Workers excavate an archaeological site in Egypt

A new discovery in Egypt includes mummies with some rather unique accessories.

According to CNN, archeologists from the University of Santo Domingo in the Dominican Republic unearthed 16 new burial shafts in the Taposiris Magna Temple. The team, led by Dr. Kathleen Martinez, have been working at the site for years and finding intriguing new clues to Egypt's past, including finding mummies of "high status" individuals that could provide clues to the whereabouts of Cleopatra's tomb back in July 2020.

This more recent discovery found mummies from the Greek and Roman eras, which were in "poor condition," according to CNN, but had some fascinating objects buried with them.

According to a Facebook post by Egypt's Ministry of Tourism and Antiquities, researchers found "amulets of gold foil in the form of a tongue that were placed in the mouth of the mummy." The post explains that the golden tongues were "a special ritual to ensure their ability to speak in the after life before the Osirian court."

But, according to the Facebook post, Martinez noted two specific mummies that were of special significance. One of these mummies had been buried with "the remains of scrolls and parts of the cartonnage," which depicted gilded decorations in honor of the god Osiris.
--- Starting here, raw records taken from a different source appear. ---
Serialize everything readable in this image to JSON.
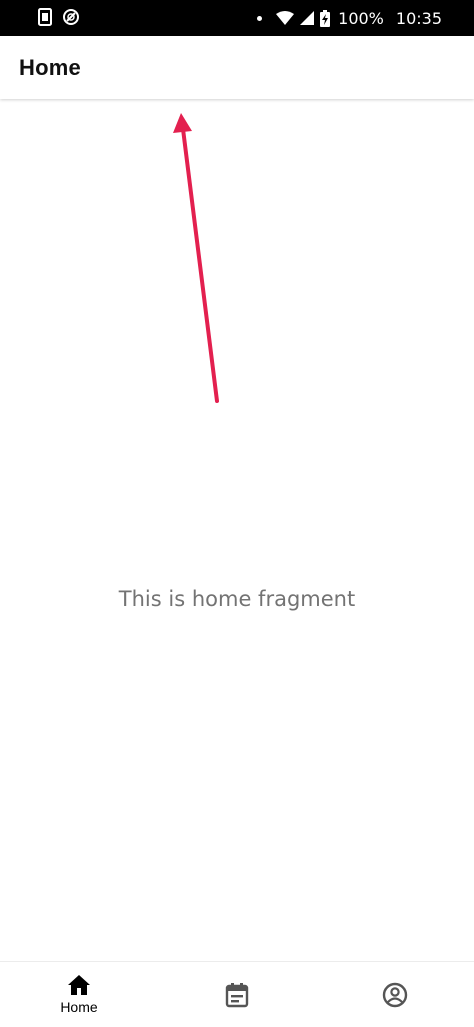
{
  "status_bar": {
    "battery": "100%",
    "time": "10:35"
  },
  "app_bar": {
    "title": "Home"
  },
  "content": {
    "message": "This is home fragment"
  },
  "bottom_nav": {
    "items": [
      {
        "label": "Home",
        "icon": "home-icon",
        "selected": true
      },
      {
        "label": "",
        "icon": "calendar-icon",
        "selected": false
      },
      {
        "label": "",
        "icon": "account-circle-icon",
        "selected": false
      }
    ]
  },
  "colors": {
    "annotation_arrow": "#e3204f",
    "status_bar_bg": "#000000",
    "message_text": "#737373"
  }
}
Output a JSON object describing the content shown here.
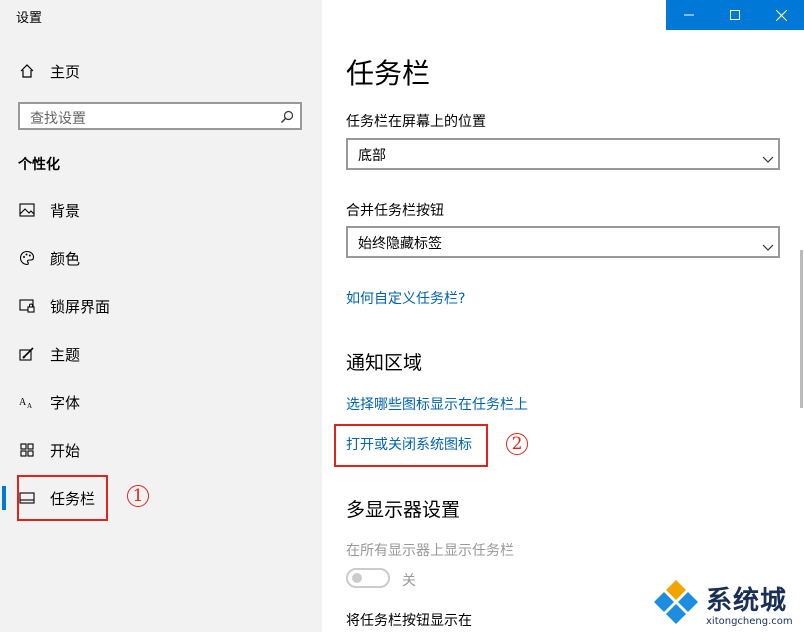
{
  "window": {
    "title": "设置"
  },
  "controls": {
    "minimize": "—",
    "maximize": "☐",
    "close": "✕"
  },
  "sidebar": {
    "home_label": "主页",
    "search_placeholder": "查找设置",
    "category": "个性化",
    "items": [
      {
        "label": "背景",
        "icon": "picture-icon"
      },
      {
        "label": "颜色",
        "icon": "palette-icon"
      },
      {
        "label": "锁屏界面",
        "icon": "lock-screen-icon"
      },
      {
        "label": "主题",
        "icon": "theme-brush-icon"
      },
      {
        "label": "字体",
        "icon": "font-icon"
      },
      {
        "label": "开始",
        "icon": "start-grid-icon"
      },
      {
        "label": "任务栏",
        "icon": "taskbar-icon",
        "selected": true
      }
    ]
  },
  "main": {
    "title": "任务栏",
    "position_label": "任务栏在屏幕上的位置",
    "position_value": "底部",
    "combine_label": "合并任务栏按钮",
    "combine_value": "始终隐藏标签",
    "customize_link": "如何自定义任务栏?",
    "notification_title": "通知区域",
    "select_icons_link": "选择哪些图标显示在任务栏上",
    "system_icons_link": "打开或关闭系统图标",
    "multi_display_title": "多显示器设置",
    "show_all_label": "在所有显示器上显示任务栏",
    "show_all_state": "关",
    "show_buttons_label": "将任务栏按钮显示在"
  },
  "annotations": {
    "marker_1": "1",
    "marker_2": "2",
    "color": "#e2231a"
  },
  "watermark": {
    "name": "系统城",
    "url": "xitongcheng.com"
  },
  "colors": {
    "accent": "#0078d7",
    "link": "#0063b1",
    "sidebar_bg": "#f2f2f2"
  }
}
The other wore a crown "decorated with horns, and the cobra snake at the forehead," as well as a necklace that had a pendant in the shape of a falcon's head, the symbol for the god Horus.

In addition, the researchers found a funeral mask for a woman decorated with a wreath of gold leaves and eight additional funeral masks made of marble, according to CNN. "These masks show high craftsmanship in sculpture and depiction of the features of its owners," it says on the Facebook post.

With so many fascinating (and unique) finds, the mission to excavate Taposiris Magna Temple could uncover so many more clues to the ancient world in the next few years.